Мама костерила всех подряд, переключаясь с врачей на военных и обратно, соседки в китайских пёстрых халатиках заинтересованно слушали, не менее заинтересованно меня разглядывая, а я размышляла, сразу переводить маму в Первую больницу, или пойти на поклон врачам, простимулировать их знания медицины твёрдой валютой. Вела себя мама как обычно, но выглядела нездоровой. Да и раз поставили диагноз, значит, не придумала она себе недомогание, как мне сначала показалось.
— Ты лучше про себя расскажи! Как там с Димой у вас? Вы расписываться вообще собираетесь?
Я на секунду зависла, вспоминая, кто такой Дима. После бессонной ночи мозг соображал медленно. Ну да, хороший парень Дима, программист, москвич, который выплыл из моего воображения, когда мне надоели мамины стенания насчёт одинокой старости, стакана воды и прочей участи незамужней барышни. Вот только с фантазией у меня всегда было туго, и подробности о нашей с Димой жизни у меня придумывались со скрипом, к тому же я постоянно забывала, что врала маме в прошлый раз. В результате Дима часто менял работу, привычки и даже возраст. Хорошо хоть не имя, но это не точно. Меня спасало только то, что мама, занятая своими бизнес-делами, тоже не особо запоминала постороннюю информацию. Но о Диме спрашивала регулярно. А уж сакраментальный вопрос о свадьбе меня просто достал.
— Нормально у нас с Димой, — буркнула я. — Мне что, первой ему предложение делать?
— Нет, но нужно намекать. Доченька, ты понимаешь, что штамп в паспорте — твоя гарантия? Ты же хочешь надёжно зацепиться в Москве.
Да зацепилась уже, теперь не отцепишь. И штамп для этого совсем не нужен, он скорее помешал бы. Но я тупо кивала, глазки в пол, коленочки вместе. Надо переводить маму в нормальную больницу, совать деньги, чтобы за ней присматривали, и валить из родного города. Он меня уже начал подбешивать.

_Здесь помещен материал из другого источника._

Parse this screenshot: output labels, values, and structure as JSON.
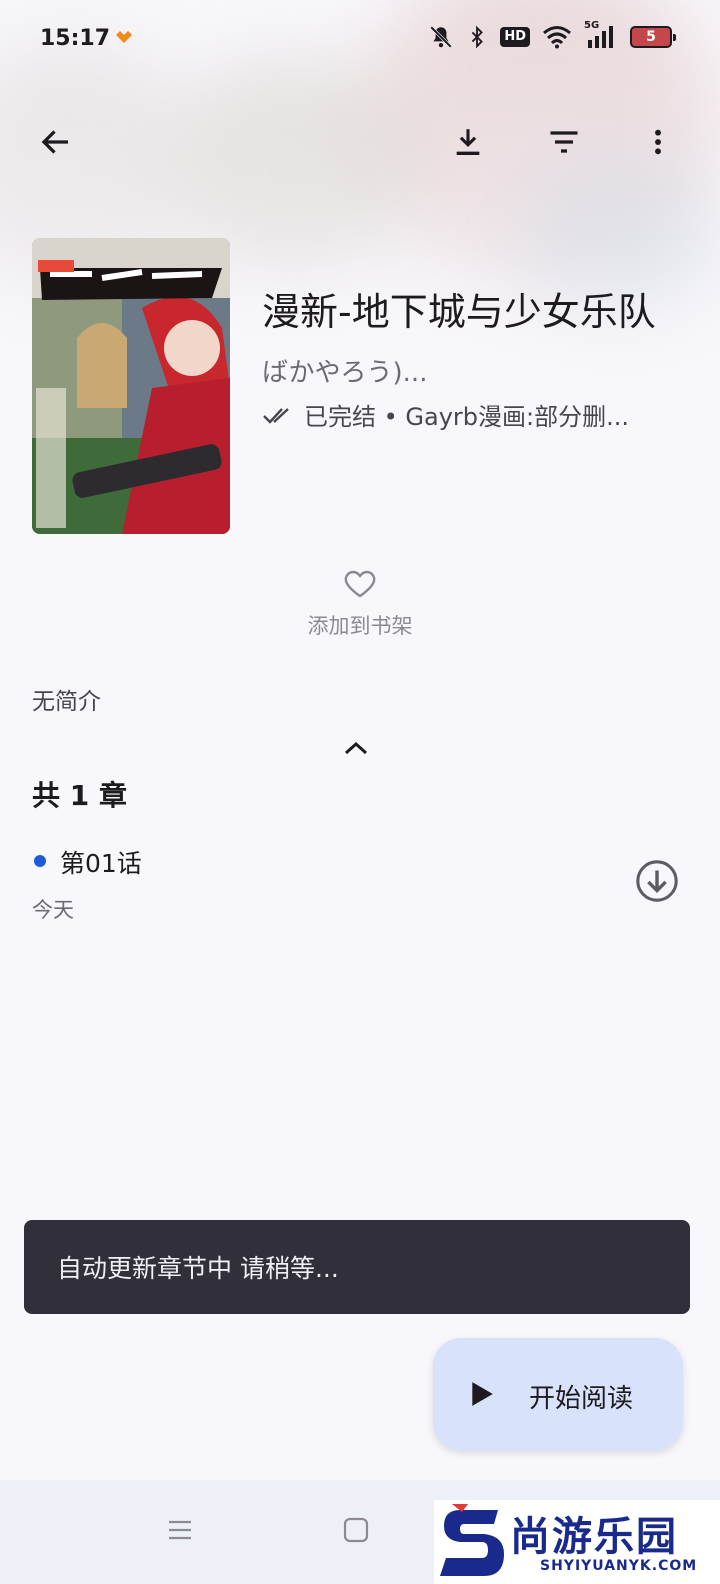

— Мам, свадьба — дорогое удовольствие. А я хочу или настоящую, красивую, с платьем, машиной и рестораном, или вообще никакой, — соврала я, почему-то думая о Тигране. Надо бы ему сообщить, где я, а то явится на Садовническую, а там никого. Но у меня принцип, я никогда не звоню первой. Может он с женой или на совещании. Да и какая разница, я вроде бы собралась от него уходить.

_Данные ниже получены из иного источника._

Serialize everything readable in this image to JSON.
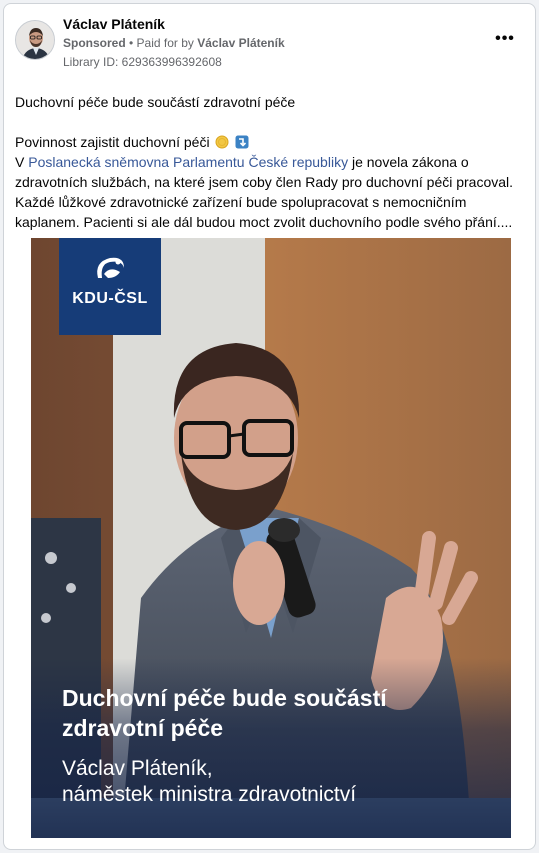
{
  "ad": {
    "author": "Václav Pláteník",
    "sponsored_label": "Sponsored",
    "separator": " • ",
    "paid_for_prefix": "Paid for by ",
    "paid_for_name": "Václav Pláteník",
    "library_id": "Library ID: 629363996392608",
    "more_label": "•••"
  },
  "post": {
    "title_line": "Duchovní péče bude součástí zdravotní péče",
    "line2_text": "Povinnost zajistit duchovní péči",
    "line3_prefix": "V ",
    "line3_link": "Poslanecká sněmovna Parlamentu České republiky",
    "line3_rest": " je novela zákona o zdravotních službách, na které jsem coby člen Rady pro duchovní péči pracoval. Každé lůžkové zdravotnické zařízení bude spolupracovat s nemocničním kaplanem. Pacienti si ale dál budou moct zvolit duchovního podle svého přání...."
  },
  "creative": {
    "logo_text": "KDU-ČSL",
    "headline": "Duchovní péče bude součástí zdravotní péče",
    "name_line": "Václav Pláteník,",
    "role_line": "náměstek ministra zdravotnictví",
    "colors": {
      "logo_blue": "#163c78",
      "background_wall": "#8a5a3c"
    }
  }
}
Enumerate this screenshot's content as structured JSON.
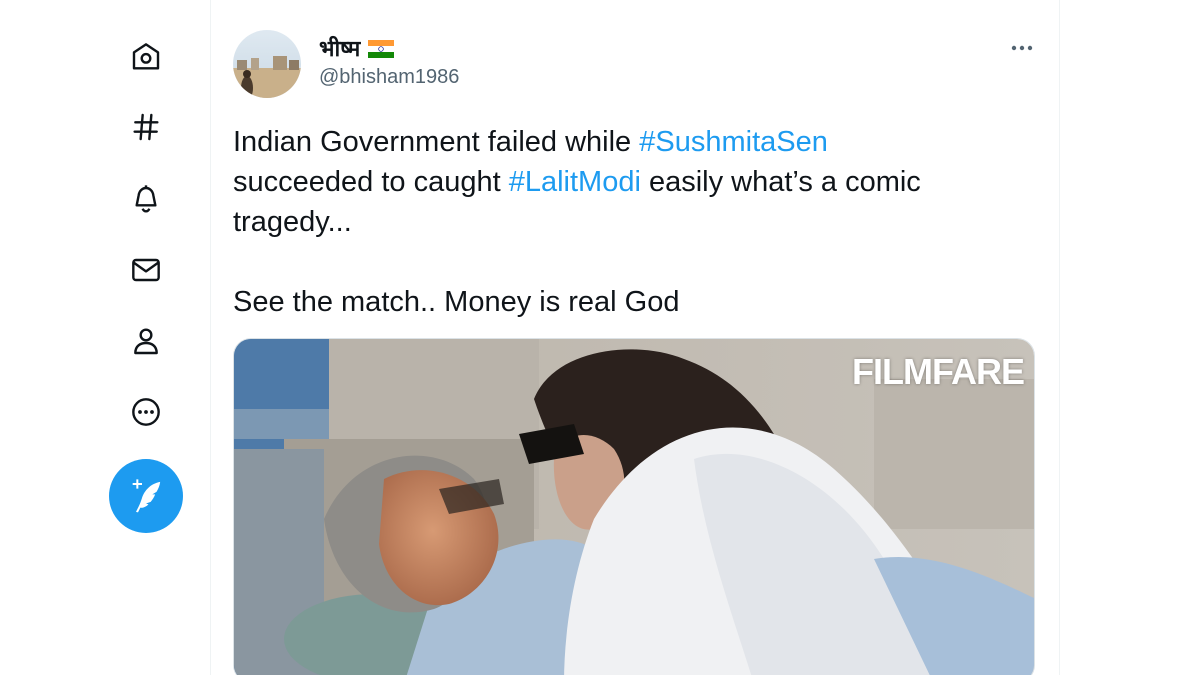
{
  "colors": {
    "accent": "#1d9bf0",
    "text_primary": "#0f1419",
    "text_secondary": "#536471",
    "border": "#eff3f4"
  },
  "sidebar": {
    "items": [
      {
        "icon": "home-icon"
      },
      {
        "icon": "hashtag-icon"
      },
      {
        "icon": "bell-icon"
      },
      {
        "icon": "mail-icon"
      },
      {
        "icon": "profile-icon"
      },
      {
        "icon": "more-circle-icon"
      }
    ],
    "compose": {
      "icon": "compose-quill-icon"
    }
  },
  "tweet": {
    "author": {
      "display_name": "भीष्म",
      "flag_icon": "india-flag-icon",
      "handle": "@bhisham1986"
    },
    "more_icon": "more-horizontal-icon",
    "text": {
      "l1_a": "Indian Government failed while ",
      "l1_tag": "#SushmitaSen",
      "l2_a": "succeeded to caught ",
      "l2_tag": "#LalitModi",
      "l2_b": " easily what’s a comic tragedy...",
      "l3": "See the match.. Money is real God"
    },
    "media": {
      "watermark": "FILMFARE"
    }
  }
}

Мама явно хотела продолжать дискуссию, так что я поднялась, спешно чмокнула её в щёку и, пообещав скоро вернуться, пошла искать врача. Нашёлся он не сразу, меня три раза отправляли то влево по коридору, то вправо, пока не выяснилось, что «Сан Саныч в курилке». Курилкой тут именовался пятачок на заднем дворе, сплошь усеянный окурками и оснащённый кривой банкой из-под сгущёнки в качестве пепельницы. Так как в данный момент на пятачке наблюдался только один мужик средней помятости и средней небритости, я сделала вывод, что он и есть искомый Сан Саныч. Он меня тоже заметил и смотрел с явным интересом.
— Вы лечите Кузьменко? — я не стала тратить время на расшаркивания.
— Ну допустим, — доктор бросил окурок мимо банки и тут же прикурил новую сигарету от спички.